A garganta arranha. Sede. Ela senta-se na cama, o lençol deliza deixando àmostra sua nudez. Assim que levantasse ele acordaria, ela sabia. Já não tinha vergonha da nudez que ele provocou, que ela cedeu sem pudor. Não há pudor entre eles, não mais. Enquanto havia era doce. Agora são corpos sedentos pela sensação que nenhum outro corpo daria. Ela havia tentado, sabe que ele também. Não iria comparar com drogas, embora igual fosse.
Olhou para os braços por um momento, tantas cicatrizes... Esse é um novo aspecto da relação. Parece doentil a qualquer outro, para eles é um ato de cumplicidade extrema. No momento que ela puxa a lâmina pelo antebraço, de modo não mortal, é observada. Para então observá-lo aproximar-se sorrateiro, subindo a língua pelo corte. A dor não era nada perto do vazio sentido em seu peito, porém a carícia que suga seu sangue a conforta. Talvez eles sejarm merecedores de si.

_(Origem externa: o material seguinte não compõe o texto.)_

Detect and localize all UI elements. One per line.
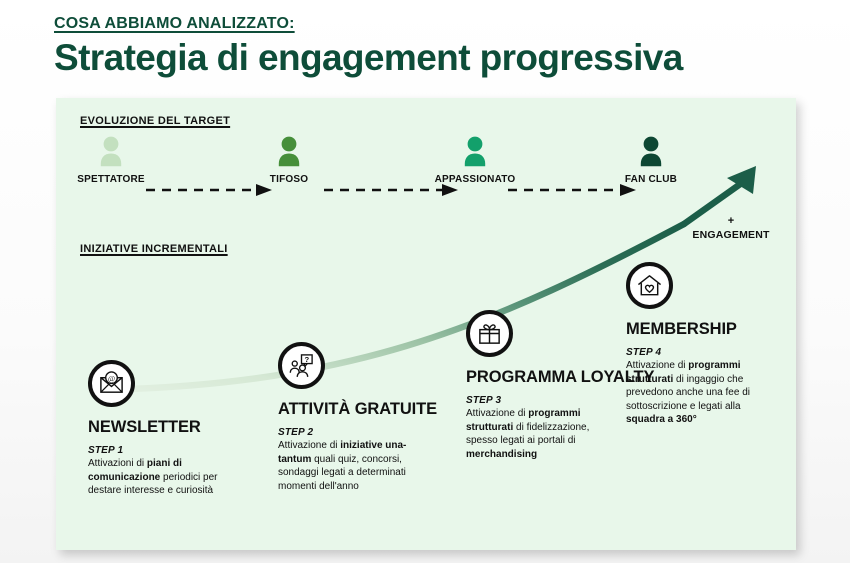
persona-appassionato: APPASSIONATO — [410, 136, 540, 185]
engagement-plus-sign: + — [666, 216, 796, 227]
diagram-panel: EVOLUZIONE DEL TARGET SPETTATORE TIFOSO — [56, 98, 796, 550]
step-title: NEWSLETTER — [88, 418, 238, 436]
step-description: Attivazione di programmi strutturati di … — [466, 407, 616, 461]
step-title: MEMBERSHIP — [626, 320, 766, 338]
dashed-arrow-icon — [146, 184, 276, 196]
step-card-membership[interactable]: MEMBERSHIP STEP 4 Attivazione di program… — [626, 262, 766, 427]
step-card-attivita-gratuite[interactable]: ? ATTIVITÀ GRATUITE STEP 2 Attivazione d… — [278, 342, 437, 493]
engagement-caption: + ENGAGEMENT — [666, 216, 796, 241]
email-envelope-icon: @ — [88, 360, 135, 407]
engagement-label: ENGAGEMENT — [666, 229, 796, 241]
step-description: Attivazioni di piani di comunicazione pe… — [88, 457, 238, 498]
persona-fan-club: FAN CLUB — [586, 136, 716, 185]
section-label-initiatives: INIZIATIVE INCREMENTALI — [80, 243, 228, 255]
dashed-arrow-icon — [324, 184, 462, 196]
person-icon — [98, 136, 124, 167]
persona-spettatore: SPETTATORE — [56, 136, 176, 185]
step-number: STEP 1 — [88, 445, 238, 456]
house-heart-icon — [626, 262, 673, 309]
step-description: Attivazione di programmi strutturati di … — [626, 359, 766, 427]
step-title: ATTIVITÀ GRATUITE — [278, 400, 437, 418]
step-number: STEP 4 — [626, 347, 766, 358]
dashed-arrow-icon — [508, 184, 640, 196]
persona-tifoso: TIFOSO — [224, 136, 354, 185]
section-label-target-evolution: EVOLUZIONE DEL TARGET — [80, 115, 230, 127]
person-icon — [276, 136, 302, 167]
svg-text:?: ? — [304, 355, 309, 364]
page-header: COSA ABBIAMO ANALIZZATO: Strategia di en… — [54, 14, 814, 80]
eyebrow-label: COSA ABBIAMO ANALIZZATO: — [54, 14, 814, 33]
step-description: Attivazione di iniziative una-tantum qua… — [278, 439, 428, 493]
svg-text:@: @ — [108, 374, 115, 383]
people-question-icon: ? — [278, 342, 325, 389]
person-icon — [462, 136, 488, 167]
page-title: Strategia di engagement progressiva — [54, 37, 814, 80]
step-card-newsletter[interactable]: @ NEWSLETTER STEP 1 Attivazioni di piani… — [88, 360, 238, 498]
step-number: STEP 2 — [278, 427, 437, 438]
gift-box-icon — [466, 310, 513, 357]
persona-label: FAN CLUB — [586, 174, 716, 185]
person-icon — [638, 136, 664, 167]
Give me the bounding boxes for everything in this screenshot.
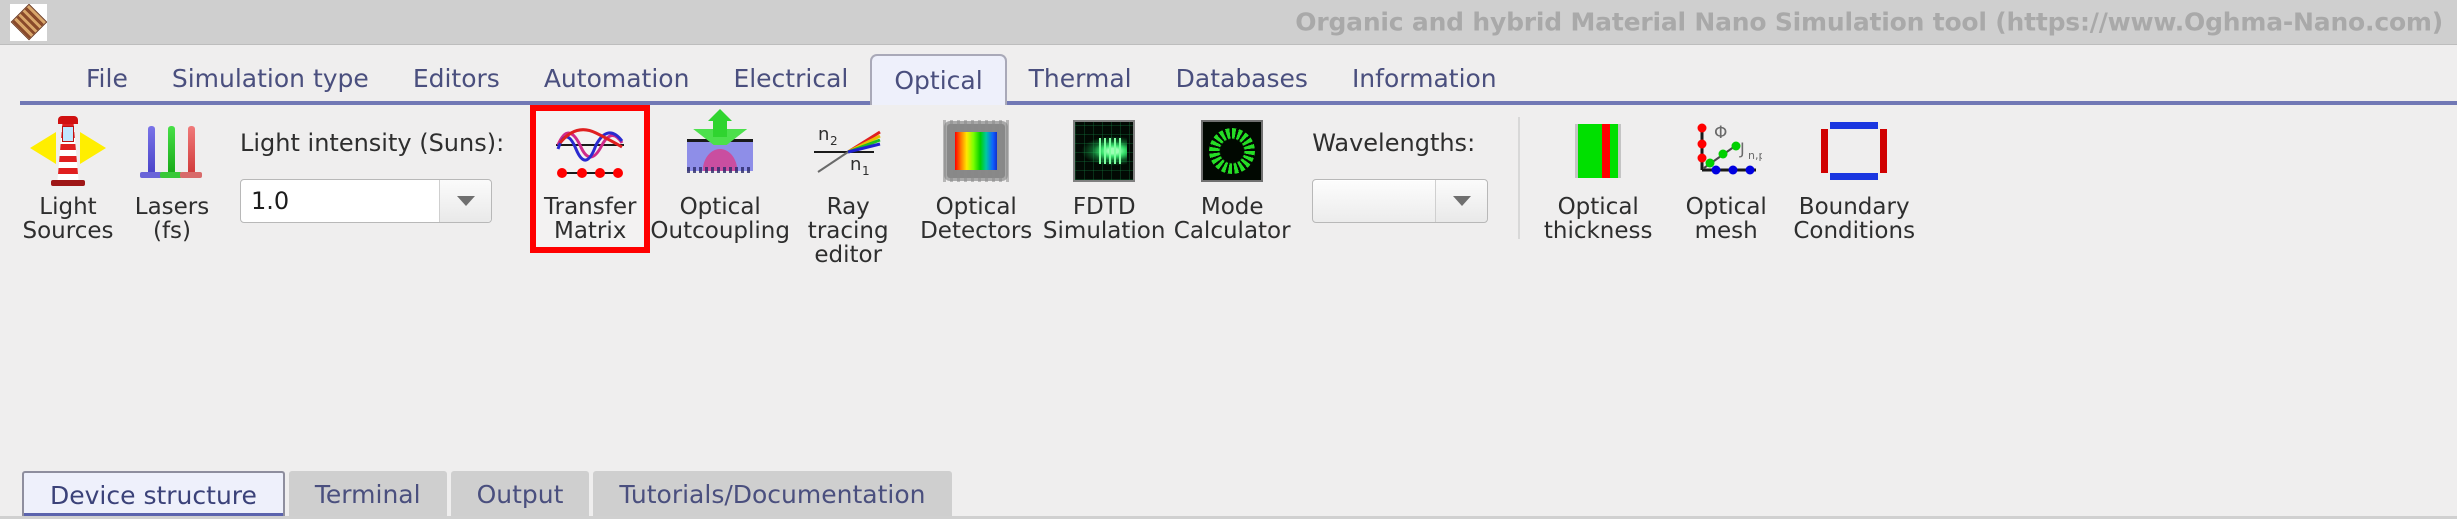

A garganta arranha. Sede e choro. Levanta-se e vai até a mesa perto da porta, enche o pequeno copo de sakê e toma de uma vez. Desiste do copo e entorna a garrafa. Poucos goles até sentir uma mão em sua cintura. A outra envolve a sua e tira o liquido do contato com a boca, pondo a garrafa sobre a mesa. As costas aquecem-se; é envolvida num abraço. Um sussurro em seu ouvido:
-Seu coração é inalcansável.
-E o seu inexistente.
-Me pergunto se fui eu quem a matou.
-Você apenas encontrou-me em estado de putrefação, agora já não existo.
-Gostaria de ter vindo primeiro.
-Eu não estaria aqui. Ele teve que fazer.
-Preferiria você viva à comigo.
-Então sente amor a mim?
-Talvez o seja.
-Comigo não.
-Eu sei.
As lágrimas que achava ter perdido desabrocharam e cariram sobre as mãos dele. Gostaria de correspondê-lo, mas seu coração despedaçado desaprendera a amar... E ele sabe. Por que dizer esse tipo de coisa que só irá feri-la ainda mais? Se preferia ela viva por que ao menos não evitar machuca-la? Provavelmente porque ela o fere não correspondendo-o... Pode ser que somente machucados permaneçam juntos. Sente ele apertando-a com mais força contra si.
-Essas lágrimas que são por você... Desgosto.
-Também não gosto.
Ele se curva e começar a beijar-lhe o pescoço. As lágrima cessam. Ela os põe de frente. Irão se machucar um pouco mais.